Il signor Kowaljow è stato un Wotan abbastanza corretto, ma senza personalità. Voce, anche questa, di volume modesto, senza penetrazione e con acuti sistematicamente indietro, come abbiamo ben potuto rilevare al finale dove è “passato” poco, ha restituito un Wotan stanco, poco o nulla contrastato negli affetti. E’stato soccombente scenicamente e vocalmente nel duetto con Fricka, per nulla irato o autoritario o paterno con Brunhilde, men che meno ieratico o lirico. Non ha dato al suo personaggio nessuna cifra interpretativa chiara e sensibile, in questo complice regia e direttore. Ha cantato il finale con generica plausibilità ma senza emozione o partecipazione. Senza infamia e senza lode.
Migliore di tutti, e non solo a mio avviso, la Fricka di Ekaterina Gubanova, perché è stata la sola a coniugare una certa qualità di canto con una resa esatta e pertinente del personaggio. La signora Gubanova canta con voce sopranile, piuttosto importante nel centro, di emissione non stilizzata ma nemmeno volgare o sgarbata. Gli acuti ed i gravi non sono parsi a fuoco, come i piani, decisamente indietro. Ma l’importanza del mezzo le ha consentito di rendere una Fricka di buon volume e penetrazione sonora nella sala, arcigna ed autoritaria, come in effetti è il personaggio.
Insomma, la più convincente di questo cast.

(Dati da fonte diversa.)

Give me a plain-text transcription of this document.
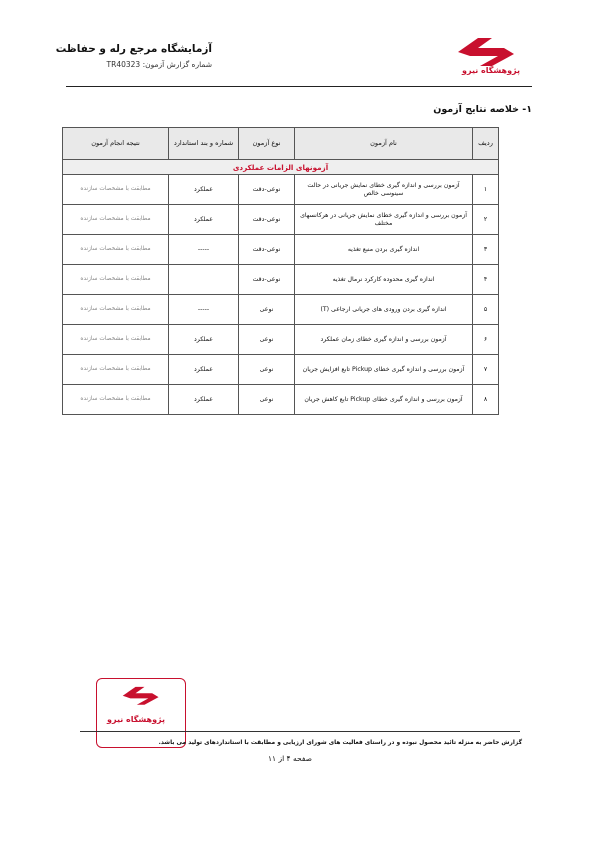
پژوهشگاه نیرو
آزمایشگاه مرجع رله و حفاظت
شماره گزارش آزمون: TR40323
۱- خلاصه نتایج آزمون
ردیف	نام آزمون	نوع آزمون	شماره و بند استاندارد	نتیجه انجام آزمون
آزمونهای الزامات عملکردی				
۱	آزمون بررسی و اندازه گیری خطای نمایش جریانی در حالت سینوسی خالص	نوعی-دقت	عملکرد	مطابقت با مشخصات سازنده
۲	آزمون بررسی و اندازه گیری خطای نمایش جریانی در هرکانسهای مختلف	نوعی-دقت	عملکرد	مطابقت با مشخصات سازنده
۳	اندازه گیری بردن منبع تغذیه	نوعی-دقت	-----	مطابقت با مشخصات سازنده
۴	اندازه گیری محدوده کارکرد نرمال تغذیه	نوعی-دقت		مطابقت با مشخصات سازنده
۵	اندازه گیری بردن ورودی های جریانی ارجاعی (T)	نوعی	-----	مطابقت با مشخصات سازنده
۶	آزمون بررسی و اندازه گیری خطای زمان عملکرد	نوعی	عملکرد	مطابقت با مشخصات سازنده
۷	آزمون بررسی و اندازه گیری خطای Pickup تابع افزایش جریان	نوعی	عملکرد	مطابقت با مشخصات سازنده
۸	آزمون بررسی و اندازه گیری خطای Pickup تابع کاهش جریان	نوعی	عملکرد	مطابقت با مشخصات سازنده
پژوهشگاه نیرو
گزارش حاضر به منزله تائید محصول نبوده و در راستای فعالیت های شورای ارزیابی و مطابقت با استانداردهای تولید می باشد.
صفحه ۴ از ۱۱
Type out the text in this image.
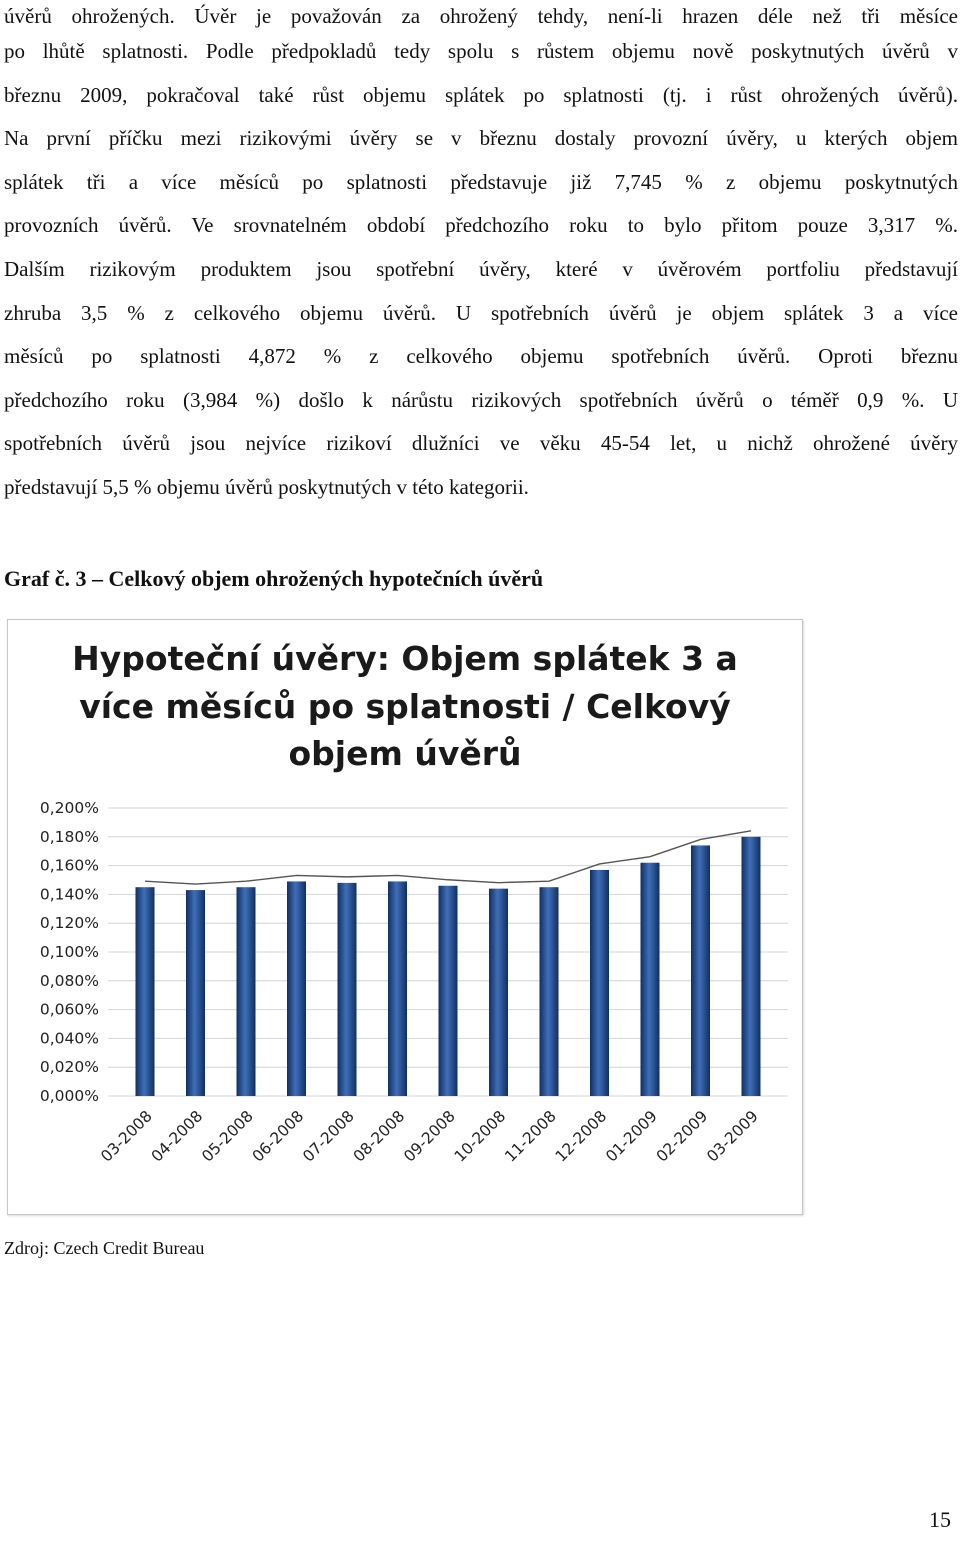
úvěrů ohrožených. Úvěr je považován za ohrožený tehdy, není-li hrazen déle než tři měsíce
po lhůtě splatnosti. Podle předpokladů tedy spolu s růstem objemu nově poskytnutých úvěrů v
březnu 2009, pokračoval také růst objemu splátek po splatnosti (tj. i růst ohrožených úvěrů).
Na první příčku mezi rizikovými úvěry se v březnu dostaly provozní úvěry, u kterých objem
splátek tři a více měsíců po splatnosti představuje již 7,745 % z objemu poskytnutých
provozních úvěrů. Ve srovnatelném období předchozího roku to bylo přitom pouze 3,317 %.
Dalším rizikovým produktem jsou spotřební úvěry, které v úvěrovém portfoliu představují
zhruba 3,5 % z celkového objemu úvěrů. U spotřebních úvěrů je objem splátek 3 a více
měsíců po splatnosti 4,872 % z celkového objemu spotřebních úvěrů. Oproti březnu
předchozího roku (3,984 %) došlo k nárůstu rizikových spotřebních úvěrů o téměř 0,9 %. U
spotřebních úvěrů jsou nejvíce rizikoví dlužníci ve věku 45-54 let, u nichž ohrožené úvěry
představují 5,5 % objemu úvěrů poskytnutých v této kategorii.

Graf č. 3 – Celkový objem ohrožených hypotečních úvěrů

Hypoteční úvěry: Objem splátek 3 a
více měsíců po splatnosti / Celkový
objem úvěrů
0,000%
0,020%
0,040%
0,060%
0,080%
0,100%
0,120%
0,140%
0,160%
0,180%
0,200%
03-2008
04-2008
05-2008
06-2008
07-2008
08-2008
09-2008
10-2008
11-2008
12-2008
01-2009
02-2009
03-2009

Zdroj: Czech Credit Bureau

15
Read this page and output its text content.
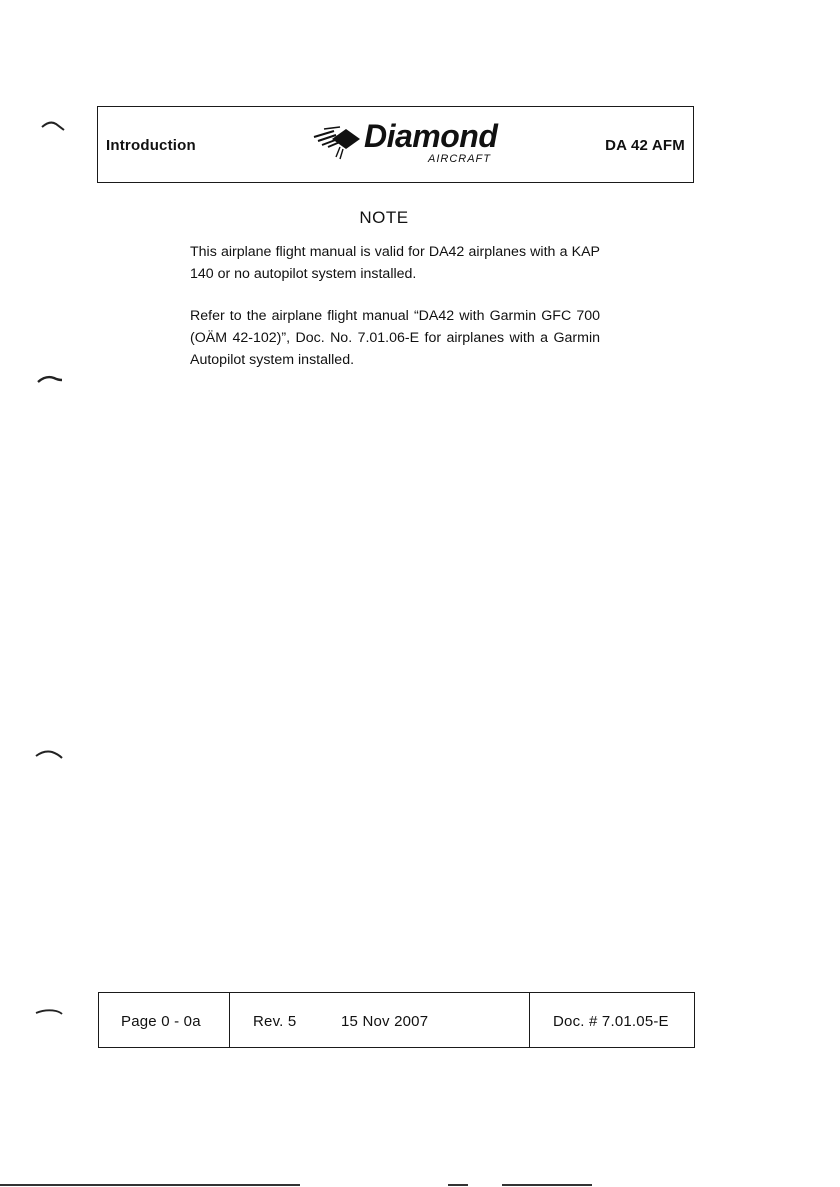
Introduction	Diamond
AIRCRAFT
DA 42 AFM
NOTE

This airplane flight manual is valid for DA42 airplanes with a KAP 140 or no autopilot system installed.

Refer to the airplane flight manual “DA42 with Garmin GFC 700 (OÄM 42-102)”, Doc. No. 7.01.06-E for airplanes with a Garmin Autopilot system installed.

Page 0 - 0a	Rev. 5	15 Nov 2007	Doc. # 7.01.05-E
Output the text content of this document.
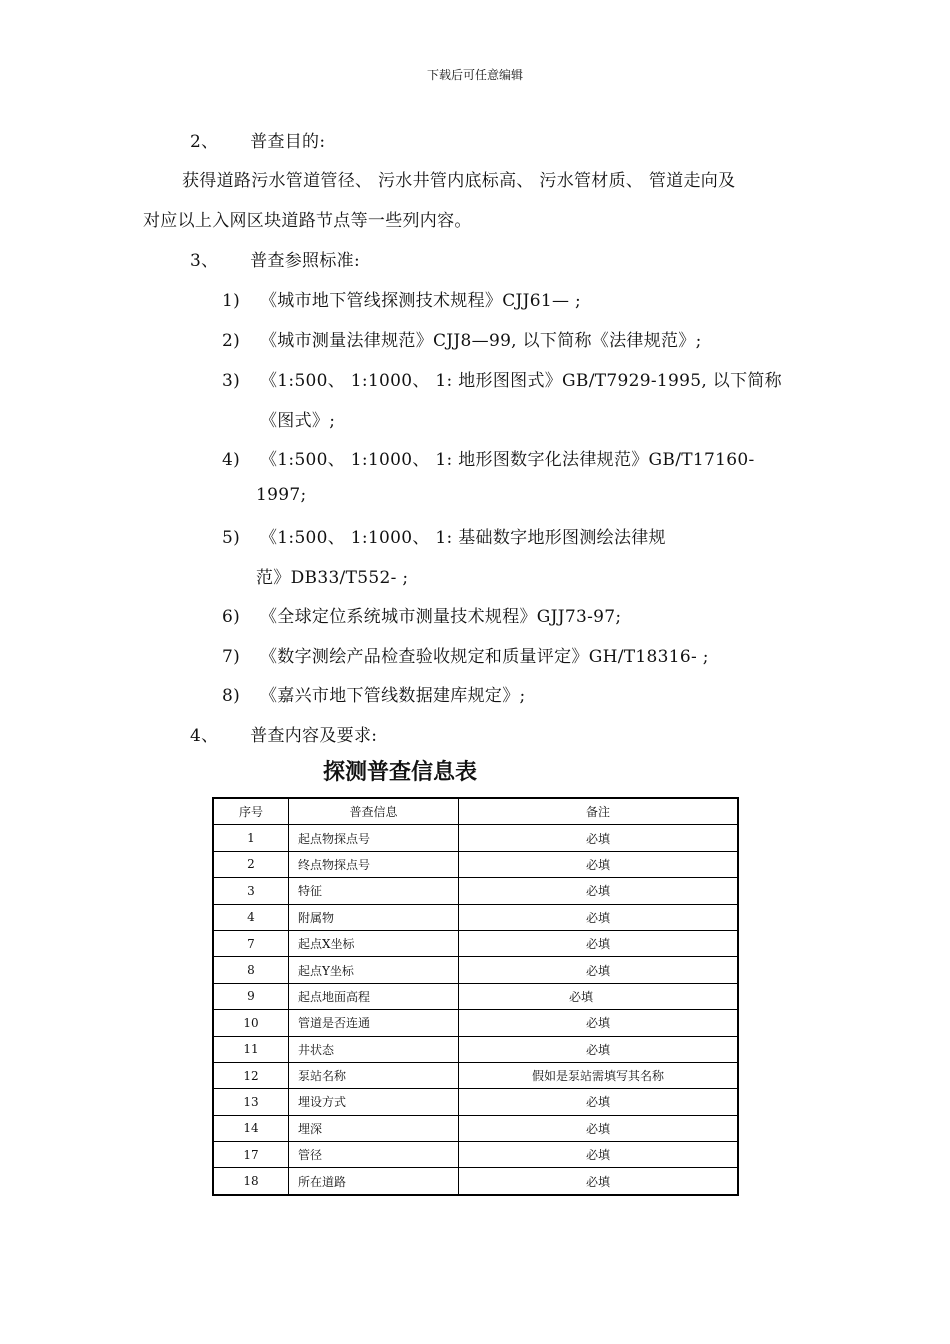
下载后可任意编辑
2、 普查目的:
获得道路污水管道管径、 污水井管内底标高、 污水管材质、 管道走向及
对应以上入网区块道路节点等一些列内容。
3、 普查参照标准:
1) 《城市地下管线探测技术规程》CJJ61— ;
2) 《城市测量法律规范》CJJ8—99, 以下简称《法律规范》;
3) 《1:500、 1:1000、 1: 地形图图式》GB/T7929-1995, 以下简称
《图式》;
4) 《1:500、 1:1000、 1: 地形图数字化法律规范》GB/T17160-
1997;
5) 《1:500、 1:1000、 1: 基础数字地形图测绘法律规
范》DB33/T552- ;
6) 《全球定位系统城市测量技术规程》GJJ73-97;
7) 《数字测绘产品检查验收规定和质量评定》GH/T18316- ;
8) 《嘉兴市地下管线数据建库规定》;
4、 普查内容及要求:
探测普查信息表
序号	普查信息	备注
1	起点物探点号	必填
2	终点物探点号	必填
3	特征	必填
4	附属物	必填
7	起点X坐标	必填
8	起点Y坐标	必填
9	起点地面高程	必填
10	管道是否连通	必填
11	井状态	必填
12	泵站名称	假如是泵站需填写其名称
13	埋设方式	必填
14	埋深	必填
17	管径	必填
18	所在道路	必填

L’allestimento firmato da Cassiers ci è parso, come già il Rheingold passato, senza idee. La tecnologia di cui il regista tanto si avvale dovrebbe essere un mezzo, e non un fine, o un artificio che regge la produzione, posto che non so bene nemmeno a quali mirabilie tecnologiche mai viste alluda. Il déja-vu si è unito all’assenza di idee, al senso di vuoto, scenico e registico, con elementi talora incongrui come i pannelli in vetro smerigliato ed il gioco di ombre cinesi al primo atto, il tocco di ridicolo del caminetto barocco; la sfera rotante all’inizio del secondo, quindi la bruttura delle aste calate dall’alto al secondo atto, su cui si è in parte proiettata una sorta di foresta; i cubi e cubetti su cui saltellano le valchirie ad inizio atto III, sino al finale con le aste ed i led colorati, i fari rossi che calano sull’addormentata Brunhilde. L’azione necessitava di essere narrata anche dal regista, i cantanti coadiuvati nel canto. Non abbiamo visto nulla da parte loro, non un gesto poetico, non un movimento, non un moto del corpo che avesse un significato plausibile o rilevante. Il capolavoro di questo non-fare registico è stato il finale di Wotan, rimasto indifferente, chiuso nella sua barbara “mise”, minimo l’abbraccio paterno, Brunhilde posta su giaciglio mobile ed illuminata dalle lampade rosse come…. un pollo d’allevamento! Tante contaminazioni evidenti e mal rimasticate, da costumi e caminetti ammiccanti il duo Pizzi-Ronconi a Firenze, Chéreau a Bayreuth, un pizzico di Carsen.. etc. rimessi lì in un mix insapore, incolore ed inodore. Insomma, assenza di idee come di cifra stilistica.